L'exploitation SE enclenchée, autrefois station prête au trafic, est donc à présent la règle, y compris dans le secteur d'attente. Le degré RX à la réception reste toutefois utilisable dans un tel contexte, puisqu'il s'agit d'un silence radio automatique, les stations ne pouvant purement et simplement pas émettre.


Règles de trafic: appel sélectif et alarmes

Consécutivement à l'introduction des SE-235, mais aussi celles des SE-135 et SE-138, les règles de trafic radio et téléphone ont été modifiées. Elle tiennent d'une part compte des nouvelles possibilités offertes par le système PR4G. Parmi celles-ci, on notera l'appel sélectif, par lequel deux stations se coupent du reste du réseau et communiquent uniquement entre elles, ou encore la transmission d'alarme: les SE-235 possèdent en effet 10 alarmes différentes, désignées par un chiffre, prédéfinies (alarmes A, C, chars ou héli) ou définies par l'ordre d'engagement; déclenchées par trois pressions de touches, ces alarmes sont transmises à la totalité des stations subordonnées en passant sur tous les réseaux.

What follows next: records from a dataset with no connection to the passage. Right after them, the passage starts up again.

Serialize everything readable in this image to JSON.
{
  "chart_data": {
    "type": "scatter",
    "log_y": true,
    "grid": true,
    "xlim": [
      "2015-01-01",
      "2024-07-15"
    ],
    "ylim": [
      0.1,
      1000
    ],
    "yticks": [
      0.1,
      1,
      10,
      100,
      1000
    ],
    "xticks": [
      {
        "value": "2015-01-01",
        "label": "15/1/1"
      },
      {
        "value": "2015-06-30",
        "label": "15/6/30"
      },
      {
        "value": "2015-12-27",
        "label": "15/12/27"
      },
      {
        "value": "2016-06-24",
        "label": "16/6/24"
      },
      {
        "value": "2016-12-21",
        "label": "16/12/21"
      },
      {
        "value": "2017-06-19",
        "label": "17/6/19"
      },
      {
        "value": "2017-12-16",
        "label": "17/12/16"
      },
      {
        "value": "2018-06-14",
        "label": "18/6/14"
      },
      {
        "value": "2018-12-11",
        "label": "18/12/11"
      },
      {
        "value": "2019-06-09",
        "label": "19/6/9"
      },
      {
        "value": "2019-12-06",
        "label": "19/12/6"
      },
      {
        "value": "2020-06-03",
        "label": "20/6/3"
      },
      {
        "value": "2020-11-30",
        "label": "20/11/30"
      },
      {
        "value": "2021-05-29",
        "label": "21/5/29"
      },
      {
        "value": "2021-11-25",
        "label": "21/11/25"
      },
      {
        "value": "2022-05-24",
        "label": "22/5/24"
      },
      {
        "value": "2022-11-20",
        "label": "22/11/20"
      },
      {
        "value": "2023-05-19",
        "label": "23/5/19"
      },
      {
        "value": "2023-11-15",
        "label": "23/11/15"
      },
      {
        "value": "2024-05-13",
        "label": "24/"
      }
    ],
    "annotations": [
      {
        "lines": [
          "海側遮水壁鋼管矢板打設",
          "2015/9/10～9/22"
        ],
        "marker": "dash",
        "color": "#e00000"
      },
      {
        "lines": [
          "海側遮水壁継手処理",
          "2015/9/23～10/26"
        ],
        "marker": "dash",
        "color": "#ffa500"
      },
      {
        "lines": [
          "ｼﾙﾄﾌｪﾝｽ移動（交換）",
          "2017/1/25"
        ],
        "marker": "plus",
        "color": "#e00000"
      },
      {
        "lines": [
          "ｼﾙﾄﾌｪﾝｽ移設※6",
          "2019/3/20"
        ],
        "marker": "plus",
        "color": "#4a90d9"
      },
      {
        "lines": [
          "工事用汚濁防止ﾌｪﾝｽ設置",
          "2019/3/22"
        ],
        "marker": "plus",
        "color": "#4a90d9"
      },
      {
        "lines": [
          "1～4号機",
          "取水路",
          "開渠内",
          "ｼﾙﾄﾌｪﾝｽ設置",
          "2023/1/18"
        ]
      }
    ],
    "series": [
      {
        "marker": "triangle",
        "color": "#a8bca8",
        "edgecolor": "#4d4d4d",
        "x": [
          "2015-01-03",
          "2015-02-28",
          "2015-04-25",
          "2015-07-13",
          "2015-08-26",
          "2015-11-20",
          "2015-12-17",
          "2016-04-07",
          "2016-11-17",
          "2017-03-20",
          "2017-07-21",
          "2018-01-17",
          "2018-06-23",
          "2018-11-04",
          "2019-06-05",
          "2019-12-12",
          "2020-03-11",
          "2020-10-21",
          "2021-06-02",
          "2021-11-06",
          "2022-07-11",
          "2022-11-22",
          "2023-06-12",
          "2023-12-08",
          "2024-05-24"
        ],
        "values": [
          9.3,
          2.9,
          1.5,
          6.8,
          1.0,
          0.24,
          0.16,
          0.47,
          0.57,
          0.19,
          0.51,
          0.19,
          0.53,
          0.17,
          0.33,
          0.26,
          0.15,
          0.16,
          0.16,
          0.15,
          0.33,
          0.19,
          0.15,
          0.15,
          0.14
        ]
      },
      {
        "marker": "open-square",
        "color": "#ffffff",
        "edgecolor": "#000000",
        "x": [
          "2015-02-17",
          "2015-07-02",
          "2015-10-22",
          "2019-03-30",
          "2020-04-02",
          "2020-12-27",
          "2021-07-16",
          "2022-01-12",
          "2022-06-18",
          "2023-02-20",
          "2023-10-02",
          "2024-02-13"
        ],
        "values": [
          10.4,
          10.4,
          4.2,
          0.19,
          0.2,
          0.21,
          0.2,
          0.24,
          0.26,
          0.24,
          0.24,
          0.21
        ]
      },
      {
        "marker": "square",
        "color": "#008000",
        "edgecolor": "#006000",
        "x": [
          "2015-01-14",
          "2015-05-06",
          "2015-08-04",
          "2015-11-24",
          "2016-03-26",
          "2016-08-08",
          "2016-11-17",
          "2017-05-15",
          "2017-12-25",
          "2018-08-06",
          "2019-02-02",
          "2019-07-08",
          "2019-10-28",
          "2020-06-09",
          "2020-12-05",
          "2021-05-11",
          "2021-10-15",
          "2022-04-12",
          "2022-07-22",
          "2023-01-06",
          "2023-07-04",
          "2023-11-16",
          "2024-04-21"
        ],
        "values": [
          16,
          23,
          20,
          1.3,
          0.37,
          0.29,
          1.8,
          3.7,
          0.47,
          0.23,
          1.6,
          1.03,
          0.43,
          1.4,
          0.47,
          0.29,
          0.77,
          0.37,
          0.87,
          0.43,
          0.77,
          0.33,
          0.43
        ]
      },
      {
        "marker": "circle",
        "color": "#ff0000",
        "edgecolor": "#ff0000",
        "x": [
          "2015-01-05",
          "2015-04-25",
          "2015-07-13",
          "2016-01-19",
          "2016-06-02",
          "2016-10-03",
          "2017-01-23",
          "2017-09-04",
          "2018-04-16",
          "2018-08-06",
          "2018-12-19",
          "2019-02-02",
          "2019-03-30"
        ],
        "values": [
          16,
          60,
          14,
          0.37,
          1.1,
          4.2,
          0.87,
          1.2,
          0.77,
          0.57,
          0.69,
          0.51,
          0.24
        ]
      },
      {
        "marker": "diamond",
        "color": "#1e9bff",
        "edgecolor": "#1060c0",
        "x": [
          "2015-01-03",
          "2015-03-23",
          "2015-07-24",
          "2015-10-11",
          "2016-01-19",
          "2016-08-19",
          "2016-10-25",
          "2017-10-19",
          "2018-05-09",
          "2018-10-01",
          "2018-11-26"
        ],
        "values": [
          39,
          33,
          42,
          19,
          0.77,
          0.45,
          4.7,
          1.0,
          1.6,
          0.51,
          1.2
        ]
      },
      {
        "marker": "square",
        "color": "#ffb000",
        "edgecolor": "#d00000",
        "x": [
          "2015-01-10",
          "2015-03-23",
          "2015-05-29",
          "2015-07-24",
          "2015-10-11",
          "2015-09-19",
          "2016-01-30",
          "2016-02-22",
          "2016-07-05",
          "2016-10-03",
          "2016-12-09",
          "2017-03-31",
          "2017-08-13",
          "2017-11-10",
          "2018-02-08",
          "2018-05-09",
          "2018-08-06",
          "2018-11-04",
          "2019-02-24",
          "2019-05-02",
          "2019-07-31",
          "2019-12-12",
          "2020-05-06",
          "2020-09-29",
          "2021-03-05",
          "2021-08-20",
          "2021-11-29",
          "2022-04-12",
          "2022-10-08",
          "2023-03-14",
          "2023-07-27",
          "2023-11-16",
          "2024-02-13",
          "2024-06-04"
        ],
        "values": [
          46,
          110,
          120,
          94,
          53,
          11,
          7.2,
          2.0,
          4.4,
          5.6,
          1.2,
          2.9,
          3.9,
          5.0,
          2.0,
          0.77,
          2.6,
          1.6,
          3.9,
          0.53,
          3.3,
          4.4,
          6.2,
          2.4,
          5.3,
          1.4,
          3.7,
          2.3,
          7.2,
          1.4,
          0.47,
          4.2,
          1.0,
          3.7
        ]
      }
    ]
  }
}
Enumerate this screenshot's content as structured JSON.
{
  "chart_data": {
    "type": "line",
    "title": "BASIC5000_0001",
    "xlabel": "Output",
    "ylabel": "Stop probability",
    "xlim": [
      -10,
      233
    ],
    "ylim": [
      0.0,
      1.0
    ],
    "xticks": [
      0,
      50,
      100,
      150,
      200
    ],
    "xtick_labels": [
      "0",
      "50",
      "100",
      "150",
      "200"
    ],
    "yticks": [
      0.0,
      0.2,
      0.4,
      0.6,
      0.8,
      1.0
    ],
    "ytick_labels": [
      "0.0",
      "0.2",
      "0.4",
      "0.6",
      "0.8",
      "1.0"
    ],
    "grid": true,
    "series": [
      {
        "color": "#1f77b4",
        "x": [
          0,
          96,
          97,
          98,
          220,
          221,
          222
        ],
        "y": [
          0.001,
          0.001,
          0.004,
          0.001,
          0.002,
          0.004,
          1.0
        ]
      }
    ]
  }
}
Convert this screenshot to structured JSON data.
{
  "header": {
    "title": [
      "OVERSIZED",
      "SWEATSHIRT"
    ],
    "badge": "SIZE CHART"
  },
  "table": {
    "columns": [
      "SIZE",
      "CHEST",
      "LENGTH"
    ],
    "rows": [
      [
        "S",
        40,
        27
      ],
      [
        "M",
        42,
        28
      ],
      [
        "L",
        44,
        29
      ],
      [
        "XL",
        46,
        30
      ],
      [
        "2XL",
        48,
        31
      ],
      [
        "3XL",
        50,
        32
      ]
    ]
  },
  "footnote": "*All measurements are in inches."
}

Lorsqu'un commandant de bat fus méc déclenche par exemple une alarme sur sa station NCS, les 135 autres stations PR4G du bat émettent alors instantanément un signal sonore qui retentit tant qu'une touche n'est pas pressée, avec indication du numéro de l'alarme sur l'affichage de la station. Un moyen de conduite pour le moins unique.


Disparition des indicatifs radio

Mais les règles de trafic communes ont également été modifiées. Le cryptage numérique rend ainsi caduque l'utilisation d'indicatifs radios, à l'exception de certains cas précis. Une communication standard prend de ce fait la forme suivante: "A chef de sct 1 de commandant de compagnie, contrôle de liaison, répondez / Chef sct 1 compris, DUE répondez / Compris TRE, terminé." On notera que l'annonce de l'audibilité reste obligatoire, même si chaque station affiche la puissance du signal de réception, et que les chiffres en italien sont encore utilisés.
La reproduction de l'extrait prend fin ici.